The paths parameter described in load() method requires a Python sequence of file path names. A Python script that builds a lengthy sequence of individual files or directories is another way to achieve parallelism during the xGT server ingest operation. The collection of files to be ingested during a single call to the load() method is constructed by combining:

  • all the file path elements pointing to individual files

  • all the files residing in directories pointed to by file path elements that are directories.

This entire collection of files is processed concurrently.

2.3.1.2. Periodic Data Feed

If an enterprise collects data on an ongoing basis, it makes sense to automatically and routinely bring the newest data to the xGT data sandbox. Assuming that new data is to arrive every hour, it makes sense to use a directory structure to organize historical data. One way to do this is to have a directory hierarchy for a data source with year near the top, and 365 (or 366) days at the next level, with 24 files in each leaf directory. For a specific $DATASOURCE, the data collected at 10PM on January 14, 2020 would be found here:

$SANDBOX/$DATASOURCE/2020/14/22.csv

One convenient way to automatically ingest newly arriving data is to write a Python script to monitor the directory structures under $SANDBOX/$DATASOURCE. Whenever a new file arrives, the script can act as an xGT client and request that the xGT server ingest the new data.

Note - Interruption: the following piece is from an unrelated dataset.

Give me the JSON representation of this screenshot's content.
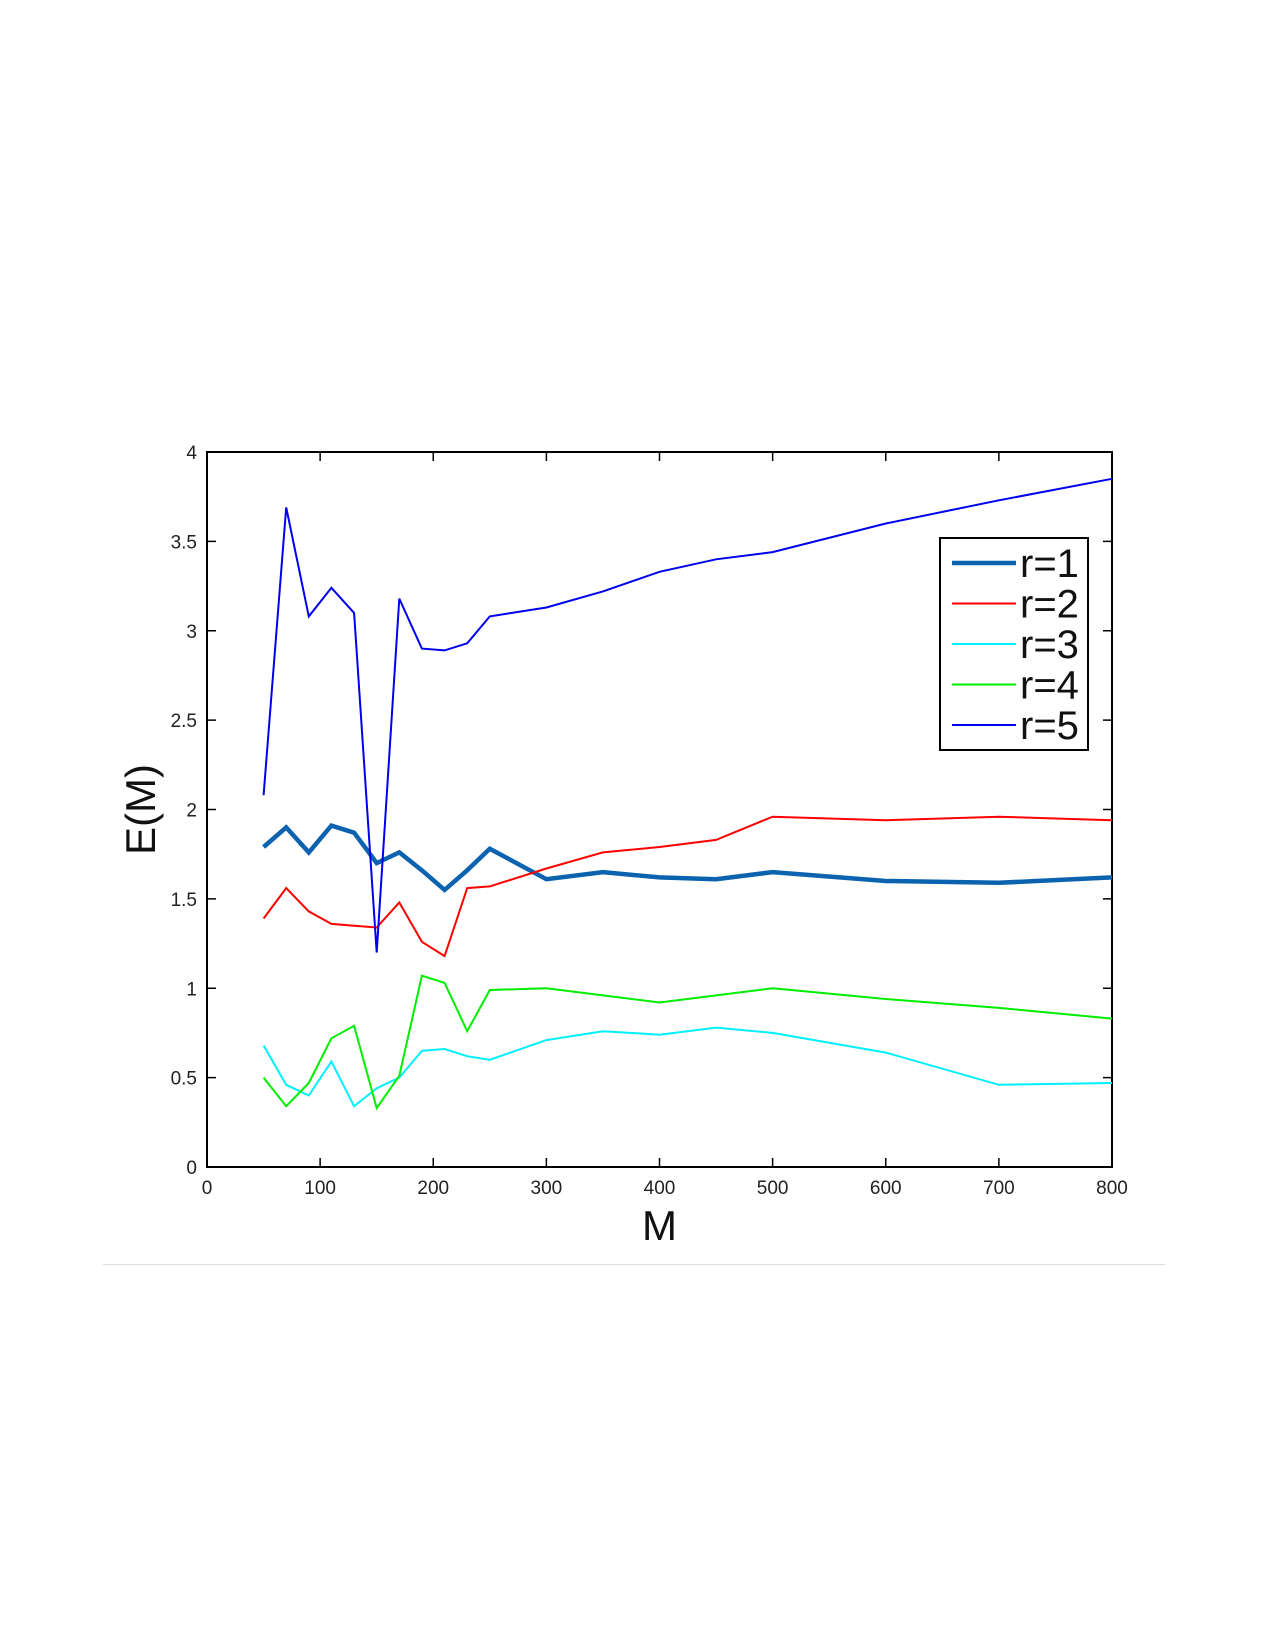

2.3.2. Configuring the Data Sandbox

The section Configuring the xGT Server has more details on system.io_directory and system.io_follow_symbolic_links settings. There is no way to run the xGT server with the notion of the sandbox disabled. Every ingest/egest operation validates that the target file is within the sandbox boundary. If no configuration is provided for the system.io_directory setting, a reasonable default is used (see Configuring the xGT Server).

Some sites may want to allow following symbolic links to locations outside the directory under the system.io_directory root. To allow that, the system.io_follow_symbolic_links must be set to true.

2.3.3. Granting Data Sandbox Access to Users

The default configuration does not allow any users (other than root or xgtd) access to the $SANDBOX portion of the host filesystem. There are a couple of strategies to set up a user to be able to read and write data in the sandbox:

  • Add the user to the xgtd group. This strategy requires that the permissions on the /srv/xgtd/data directory be modified to allow group members to create files.

  • Add a symbolic link in the /srv/xgtd/data/ directory to somewhere inside the user’s home directory structure. This strategy requires that the xGT server be configured to allow following symbolic links (see Configuring the Data Sandbox). The user may also need to adjust file permissions to allow the xgtd user to read their data files.